Meisler also puts himself in the book, using some of his experiences to illustrate the political stresses within the agency. But that also cements the sense that this is an insider’s look at the agency. He sprinkles stories of individual volunteers, the good and the bad (one was convicted of murder), but also occasionally veers off into arcane bureaucratic battles, as though trying to be a repository of record.
Still, it’s a short book, at 272 pages, so even the meanders don’t derail it. And most of them say as much about the eras in which they took place as they do about the Peace Corps itself, including some poignant vignettes of volunteers getting the word, in the pre-instant communication age, about the murder of President Kennedy.
In Togo, which a few months earlier had undergone a coup and presidential assassination, volunteer Peggy Anderson heard a jeep stop outside her house late at night, and spotted fellow volunteer Sylvia Feinman and a Togolese businessman named Mr. Anthony inside. “Peggy rushed across the sandy, unpaved road. As she neared them, Sylvia said, ‘The president’s been killed.’ Peggy turned to Mr. Anthony, struggling to find the right words to console him for his second loss so soon after the first. ‘No,’ Sylvia said, ‘our President Kennedy.’”

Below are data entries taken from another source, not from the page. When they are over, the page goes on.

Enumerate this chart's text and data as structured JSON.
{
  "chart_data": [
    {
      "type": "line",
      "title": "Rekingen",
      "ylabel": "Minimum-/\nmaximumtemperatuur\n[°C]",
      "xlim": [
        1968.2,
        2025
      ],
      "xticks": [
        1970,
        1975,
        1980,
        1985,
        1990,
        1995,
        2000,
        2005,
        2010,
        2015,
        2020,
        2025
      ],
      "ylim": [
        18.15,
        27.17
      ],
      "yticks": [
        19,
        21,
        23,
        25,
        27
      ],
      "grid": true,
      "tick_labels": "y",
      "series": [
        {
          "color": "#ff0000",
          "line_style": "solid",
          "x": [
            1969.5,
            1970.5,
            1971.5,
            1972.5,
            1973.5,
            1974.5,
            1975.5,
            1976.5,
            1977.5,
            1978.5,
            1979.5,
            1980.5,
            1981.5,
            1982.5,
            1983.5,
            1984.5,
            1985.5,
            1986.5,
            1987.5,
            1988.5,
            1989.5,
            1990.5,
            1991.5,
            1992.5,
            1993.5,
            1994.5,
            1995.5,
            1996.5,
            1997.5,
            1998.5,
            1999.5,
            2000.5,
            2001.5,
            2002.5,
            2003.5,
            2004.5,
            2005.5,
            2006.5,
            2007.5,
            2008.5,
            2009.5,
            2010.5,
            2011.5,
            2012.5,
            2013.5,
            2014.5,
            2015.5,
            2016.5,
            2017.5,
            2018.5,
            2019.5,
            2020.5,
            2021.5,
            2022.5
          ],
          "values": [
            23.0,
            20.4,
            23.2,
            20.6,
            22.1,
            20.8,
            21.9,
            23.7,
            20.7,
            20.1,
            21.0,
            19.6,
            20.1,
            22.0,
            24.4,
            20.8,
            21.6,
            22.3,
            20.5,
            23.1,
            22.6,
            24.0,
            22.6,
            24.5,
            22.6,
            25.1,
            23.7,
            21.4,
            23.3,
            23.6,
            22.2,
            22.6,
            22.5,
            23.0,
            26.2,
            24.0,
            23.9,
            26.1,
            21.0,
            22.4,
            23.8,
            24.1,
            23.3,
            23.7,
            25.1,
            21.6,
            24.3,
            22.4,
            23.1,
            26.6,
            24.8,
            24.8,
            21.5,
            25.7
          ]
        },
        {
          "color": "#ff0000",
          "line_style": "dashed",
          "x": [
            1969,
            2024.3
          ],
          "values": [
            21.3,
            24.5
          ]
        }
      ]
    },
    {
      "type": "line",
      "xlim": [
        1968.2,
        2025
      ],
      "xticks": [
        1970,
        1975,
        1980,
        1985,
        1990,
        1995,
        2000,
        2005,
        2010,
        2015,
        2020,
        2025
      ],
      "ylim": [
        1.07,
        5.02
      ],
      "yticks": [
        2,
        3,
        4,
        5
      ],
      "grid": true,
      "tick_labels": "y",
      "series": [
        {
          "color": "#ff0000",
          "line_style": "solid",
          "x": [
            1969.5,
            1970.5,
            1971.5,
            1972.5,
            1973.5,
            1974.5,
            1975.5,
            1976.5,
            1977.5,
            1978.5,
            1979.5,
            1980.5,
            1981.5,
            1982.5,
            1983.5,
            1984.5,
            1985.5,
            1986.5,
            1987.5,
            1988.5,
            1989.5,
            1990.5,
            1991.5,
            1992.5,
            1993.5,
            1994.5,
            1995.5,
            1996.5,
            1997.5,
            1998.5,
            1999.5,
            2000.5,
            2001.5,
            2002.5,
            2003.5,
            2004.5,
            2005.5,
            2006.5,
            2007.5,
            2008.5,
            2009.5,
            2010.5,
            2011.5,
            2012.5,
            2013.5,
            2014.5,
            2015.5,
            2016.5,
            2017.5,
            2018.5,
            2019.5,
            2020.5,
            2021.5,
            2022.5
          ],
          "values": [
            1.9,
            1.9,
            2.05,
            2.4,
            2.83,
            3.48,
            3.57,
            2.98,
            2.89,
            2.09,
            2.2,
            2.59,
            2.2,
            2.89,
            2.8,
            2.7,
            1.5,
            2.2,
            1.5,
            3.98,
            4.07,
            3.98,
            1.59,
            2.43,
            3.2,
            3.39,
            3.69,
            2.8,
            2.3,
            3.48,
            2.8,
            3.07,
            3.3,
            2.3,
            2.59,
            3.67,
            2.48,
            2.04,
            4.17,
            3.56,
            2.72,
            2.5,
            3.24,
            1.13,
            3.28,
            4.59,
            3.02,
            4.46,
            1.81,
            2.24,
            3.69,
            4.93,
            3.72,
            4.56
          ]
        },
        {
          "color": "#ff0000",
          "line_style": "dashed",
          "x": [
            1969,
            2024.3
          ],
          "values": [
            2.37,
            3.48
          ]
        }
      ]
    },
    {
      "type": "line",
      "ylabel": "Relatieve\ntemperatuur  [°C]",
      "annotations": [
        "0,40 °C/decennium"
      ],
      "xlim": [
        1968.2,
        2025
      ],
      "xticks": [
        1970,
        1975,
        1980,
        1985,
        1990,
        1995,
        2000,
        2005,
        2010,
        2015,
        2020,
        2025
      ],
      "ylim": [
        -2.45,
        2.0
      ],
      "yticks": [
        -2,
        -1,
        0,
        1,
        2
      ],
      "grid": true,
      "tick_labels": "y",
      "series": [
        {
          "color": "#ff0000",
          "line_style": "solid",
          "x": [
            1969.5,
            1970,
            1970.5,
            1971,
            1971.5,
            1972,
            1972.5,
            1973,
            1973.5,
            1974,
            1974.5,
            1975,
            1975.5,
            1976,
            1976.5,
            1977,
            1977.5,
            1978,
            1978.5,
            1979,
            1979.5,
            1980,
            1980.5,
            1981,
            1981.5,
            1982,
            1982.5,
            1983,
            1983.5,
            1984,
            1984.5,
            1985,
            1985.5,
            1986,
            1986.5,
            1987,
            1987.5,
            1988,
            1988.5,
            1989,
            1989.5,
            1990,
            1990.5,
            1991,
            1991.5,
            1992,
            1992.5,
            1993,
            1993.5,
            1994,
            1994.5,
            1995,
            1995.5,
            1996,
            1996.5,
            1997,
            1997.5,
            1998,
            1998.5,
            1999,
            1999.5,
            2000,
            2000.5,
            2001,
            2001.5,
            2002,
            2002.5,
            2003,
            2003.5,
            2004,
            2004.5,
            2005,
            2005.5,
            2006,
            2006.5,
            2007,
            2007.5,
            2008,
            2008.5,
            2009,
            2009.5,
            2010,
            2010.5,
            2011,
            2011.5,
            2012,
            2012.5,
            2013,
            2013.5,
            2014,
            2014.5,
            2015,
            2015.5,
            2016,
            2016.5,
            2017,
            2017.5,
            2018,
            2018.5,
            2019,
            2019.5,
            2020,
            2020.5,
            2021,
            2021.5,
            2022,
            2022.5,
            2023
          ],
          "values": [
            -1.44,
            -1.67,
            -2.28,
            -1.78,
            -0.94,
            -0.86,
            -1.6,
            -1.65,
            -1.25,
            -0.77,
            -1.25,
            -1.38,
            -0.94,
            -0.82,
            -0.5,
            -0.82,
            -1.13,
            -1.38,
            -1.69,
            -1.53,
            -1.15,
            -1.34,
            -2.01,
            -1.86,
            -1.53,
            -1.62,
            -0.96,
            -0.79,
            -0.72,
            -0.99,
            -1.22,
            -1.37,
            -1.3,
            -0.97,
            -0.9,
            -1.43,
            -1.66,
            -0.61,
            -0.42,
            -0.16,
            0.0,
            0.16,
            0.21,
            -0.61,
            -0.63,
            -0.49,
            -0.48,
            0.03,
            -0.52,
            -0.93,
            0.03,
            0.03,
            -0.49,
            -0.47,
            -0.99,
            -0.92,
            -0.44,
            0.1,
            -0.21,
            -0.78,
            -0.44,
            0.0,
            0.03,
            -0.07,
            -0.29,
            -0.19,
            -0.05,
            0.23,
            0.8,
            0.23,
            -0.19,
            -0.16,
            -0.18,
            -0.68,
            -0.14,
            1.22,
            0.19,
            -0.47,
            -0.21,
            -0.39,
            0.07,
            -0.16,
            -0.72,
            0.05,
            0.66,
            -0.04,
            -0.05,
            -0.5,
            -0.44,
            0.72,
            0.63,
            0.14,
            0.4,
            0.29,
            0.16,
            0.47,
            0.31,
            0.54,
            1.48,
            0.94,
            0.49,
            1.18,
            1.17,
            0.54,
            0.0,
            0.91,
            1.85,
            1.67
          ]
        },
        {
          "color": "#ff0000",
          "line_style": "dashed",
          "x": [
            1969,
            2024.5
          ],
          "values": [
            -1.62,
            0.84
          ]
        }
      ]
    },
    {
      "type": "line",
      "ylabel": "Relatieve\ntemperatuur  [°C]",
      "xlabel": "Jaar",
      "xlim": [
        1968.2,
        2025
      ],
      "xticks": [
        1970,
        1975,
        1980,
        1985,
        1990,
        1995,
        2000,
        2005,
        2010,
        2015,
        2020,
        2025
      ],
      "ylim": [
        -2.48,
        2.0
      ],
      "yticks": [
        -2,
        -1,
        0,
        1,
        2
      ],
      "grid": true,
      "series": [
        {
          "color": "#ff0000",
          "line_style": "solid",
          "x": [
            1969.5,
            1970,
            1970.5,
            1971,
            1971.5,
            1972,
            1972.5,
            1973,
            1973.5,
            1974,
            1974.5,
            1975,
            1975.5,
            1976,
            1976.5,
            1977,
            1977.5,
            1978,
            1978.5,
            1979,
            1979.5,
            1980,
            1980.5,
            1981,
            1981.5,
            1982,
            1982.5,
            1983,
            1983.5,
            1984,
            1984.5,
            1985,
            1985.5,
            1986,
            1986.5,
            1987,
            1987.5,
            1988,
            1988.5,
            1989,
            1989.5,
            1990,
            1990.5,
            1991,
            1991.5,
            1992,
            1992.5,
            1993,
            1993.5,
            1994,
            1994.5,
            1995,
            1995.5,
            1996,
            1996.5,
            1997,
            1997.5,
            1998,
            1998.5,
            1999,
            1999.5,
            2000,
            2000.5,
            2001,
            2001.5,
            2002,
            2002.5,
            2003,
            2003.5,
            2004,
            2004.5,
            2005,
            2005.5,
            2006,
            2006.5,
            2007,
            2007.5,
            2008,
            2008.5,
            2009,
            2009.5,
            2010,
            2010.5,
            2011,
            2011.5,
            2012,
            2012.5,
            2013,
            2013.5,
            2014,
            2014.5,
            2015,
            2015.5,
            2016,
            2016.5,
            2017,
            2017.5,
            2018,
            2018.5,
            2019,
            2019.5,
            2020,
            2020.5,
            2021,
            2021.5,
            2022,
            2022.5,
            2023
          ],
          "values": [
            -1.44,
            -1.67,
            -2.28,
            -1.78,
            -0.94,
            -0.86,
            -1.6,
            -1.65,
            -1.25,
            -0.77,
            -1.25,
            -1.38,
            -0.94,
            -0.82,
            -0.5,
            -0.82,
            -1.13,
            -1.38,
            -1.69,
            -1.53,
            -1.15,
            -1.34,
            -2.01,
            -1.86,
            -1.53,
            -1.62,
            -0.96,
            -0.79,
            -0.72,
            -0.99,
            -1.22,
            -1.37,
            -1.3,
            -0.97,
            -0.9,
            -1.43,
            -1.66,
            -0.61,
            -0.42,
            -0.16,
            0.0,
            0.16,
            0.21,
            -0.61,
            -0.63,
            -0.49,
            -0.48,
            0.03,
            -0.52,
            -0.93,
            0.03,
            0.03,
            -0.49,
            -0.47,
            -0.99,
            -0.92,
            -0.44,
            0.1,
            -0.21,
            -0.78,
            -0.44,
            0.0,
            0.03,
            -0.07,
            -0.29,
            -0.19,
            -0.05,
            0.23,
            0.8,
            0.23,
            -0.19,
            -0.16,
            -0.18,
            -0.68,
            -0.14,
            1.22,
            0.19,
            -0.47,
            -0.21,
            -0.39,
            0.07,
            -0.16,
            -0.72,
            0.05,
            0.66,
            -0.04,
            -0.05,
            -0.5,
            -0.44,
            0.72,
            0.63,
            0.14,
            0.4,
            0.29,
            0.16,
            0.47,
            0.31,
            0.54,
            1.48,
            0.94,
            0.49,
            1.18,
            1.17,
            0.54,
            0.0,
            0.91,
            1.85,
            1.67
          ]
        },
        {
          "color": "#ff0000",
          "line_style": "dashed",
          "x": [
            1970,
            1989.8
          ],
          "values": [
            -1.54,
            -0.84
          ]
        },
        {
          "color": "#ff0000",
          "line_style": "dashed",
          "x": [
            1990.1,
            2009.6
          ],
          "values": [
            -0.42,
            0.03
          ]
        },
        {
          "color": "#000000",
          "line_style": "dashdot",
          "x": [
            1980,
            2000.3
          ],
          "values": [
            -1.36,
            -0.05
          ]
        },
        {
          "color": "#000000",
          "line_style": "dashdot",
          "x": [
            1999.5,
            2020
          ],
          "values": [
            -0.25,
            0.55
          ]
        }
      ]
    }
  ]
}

The best way to view this book is as a survey course on the history of the Peace Corps. More detailed histories, and memoirs, have been published over the last few decades, and Meisler’s book adds little to that base of knowledge. But it does serve as a reader’s guide to that history; in that spirit it is a welcome addition.
Martelle is the author of “The Fear Within: Spies, Commies, and American Democracy on Trial.”